Nobody heard the robins sing, or paused to enjoy the triumphant melody of the lark.

Scotty was still in a merciful swoon. Very carefully the men loosened the rock from its hold on his legs, and with their united strength rolled it away from the mouth of the cave.

“It’s damned lucky you are, old boy!” cried Yank, as the crippled man regained consciousness. “That rock would have crushed you to pulp if the walls of the cave hadn’t saved you.”

“A miss would have been as good as a mile!” replied Scotty, as he fainted again.

“Who’s going to set these bones?” asked Sawed-off. “It’s a bad fracture, compound and nasty. There’s no severed artery, though, which is lucky, or he’d ’a’ bled to death. Captain Ranger, did you ever set a broken bone?”

“Never.”

“I’ll do it,” exclaimed Mrs. McAlpin. “Cut away his boot. Bring a cot from the camp. Bring some adhesive plaster. Captain, can you make some splints? Stay! I’ll cut away the boot. There! Steady! Slow! If we can set the bones before he recovers consciousness, so much the better.”

The cot with its unconscious burden was carried to the side of the widow’s wagon.

“Bring water and more bandages, girls.”

“Where did you get your skill?” asked the Captain, as Mrs. McAlpin felt cautiously for the broken bones and deftly snapped them into place.

“It isn’t a very bad fracture,” she said, unheeding the question, as she held the bones together while the orders for splints and bandages were being obeyed.

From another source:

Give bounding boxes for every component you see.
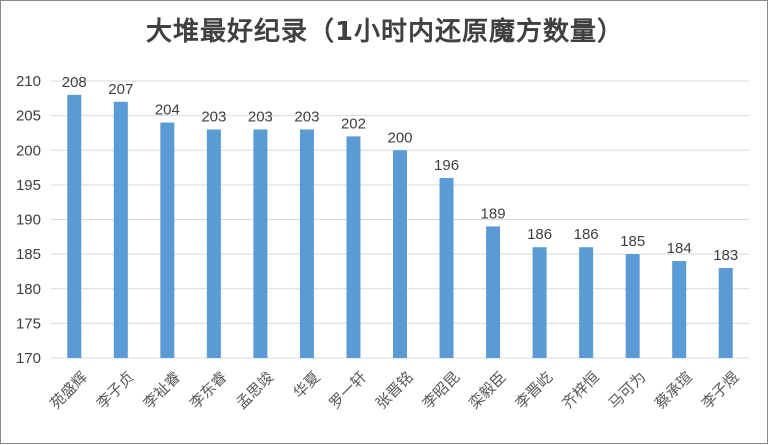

“Some water, quick, and some brandy!” she said in a firm voice, though her cheeks were blanching. She held stoutly to her work till the limb was securely encased in the proper supports. But when her patient recovered consciousness and looked inquiringly into her eyes, she fell, fainting, into the Captain’s arms, and was carried to his family wagon, her eyelids twitching and her muscles limp. When she recovered, she found herself reclining in the wagon beside Mrs. Ranger, who was gently chafing her face and hands.

“All this has been too much for you, dearie,” said the good woman.

“Where’s Rollin?”

“In your mother’s wagon. We have rigged him up a swinging bed, and Mrs. Benson will see that he wants for nothing. You are to ride here, in the big wagon, with me.”

“You have no room for me in here. You and I, and Mary and Jean, and Marjorie and Bobbie, and Sadie and the baby and Sally, and the three little O’Dowds, and Susannah and George Washington can’t all ride and sleep in this narrow space. We’d offend the open-air ordinances of heaven.”

“It is all arranged, my dear; don’t worry. Our overflow has gone to another wagon. We’ll have plenty of room.”

“But Mr. Burns?”

“Your good mother has taken entire charge of him. She is behaving as beautifully in this crisis as you are, my dear.”